Jean Van de Velde savoured a rare victory on the European Tour by winning the Madeira Island Open.
But the man who famously lost the Open at Carnoustie in 1999 made it hard for himself, shooting a double-bogey six at the last hole after a poor chip from the back of the green.
Van de Velde finished the day on 68 for a 15-under-par 273 total, with England's Lee Slattery one shot back after a superb 66.
Frenchman Van de Velde insisted he had remained calm at the final hole.
The 39-year-old said: "My nerves were not playing up. That's the thing with getting older. I made the walk up the last an interesting one, that's all.
"I hit my three-wood into the rough and then found the nastiest patch of grass on the course at the back of the green.
"The only problem was if I duffed my shot again but that was not going to happen.
"What happened many years ago (at Carnoustie) was freak circumstances. That kind of thing is not going to happen twice."
Van de Velde's last victory on the European Tour came in the 1993 Roma Masters.
Since then he has struggled for form and fitness with a knee injury hampering his progress.
But the overnight leader set a fierce early pace yesterday, going out in 31 with six birdies and one bogey and was never caught.
He said: "I played really well and hit great shots one after another.
"I could not have dreamt of making a better start to the year. My life has been blessed in the past few months."
Slattery, from Southport, edged out Spaniard Pedro Linhart for runners-up spot after holing a long birdie putt at the last hole.
"The ball never left the middle of the cup and it was great to see it drop," he said.
It was just the boost Slattery needed following a difficult time which saw him lose his card almost as quickly as he gained it.
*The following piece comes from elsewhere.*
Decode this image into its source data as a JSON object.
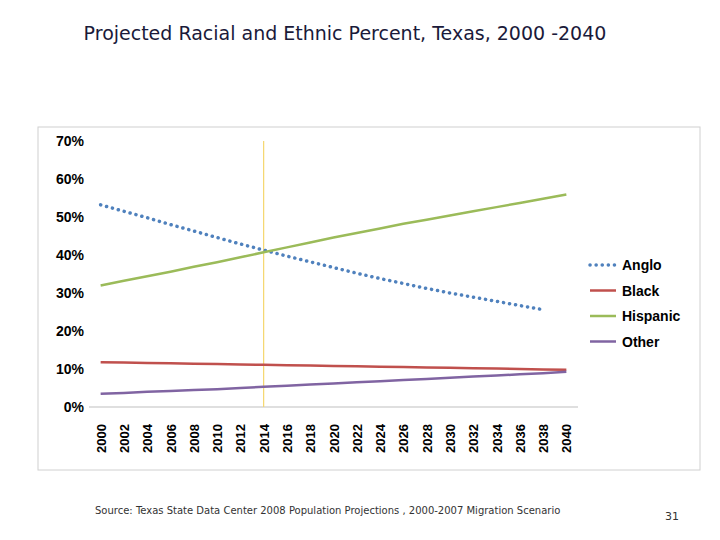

He stormed to the Challenge Tour title in 2004 after giving up his job in a clothes shop after just six months, deciding it was not for him.
But he found it difficult at a higher level last year and is working his way back.
Slattery said: "This is just what I need to get my confidence up.
"I am also made up for my mum and dad. They have given me a lot of good advice and told me to keep my chin up.
"One thing for certain is I will not be going back to working in the shop. What it taught me was to work harder on my game."
Birmingham's Tom Whitehouse, who had gone into the weekend full of hope and only four shots behind the leader, had to settle for joint seventh place after a final round 70 yesterday.
Having struggled to emulate his 65 on Friday with a one-under-par 71 on Saturday, it required too much to haul himself back into contention. Still, the former top amateur in Warwickshire finished best of the Midland contingent.
Droitwich Spa's John Bickerton was joint 36th despite an excellent 67 in his closing round which took him to two-under for the tournament, while Tettenhall's Peter Baker, the vice-captain of the European team for the Ryder Cup, was two shots behind after a closing 70. Sam Walker, Whitehouse's cousin, was unable to maintain his sub-par rounds of the first two days with a closing 75 to end one-over-par.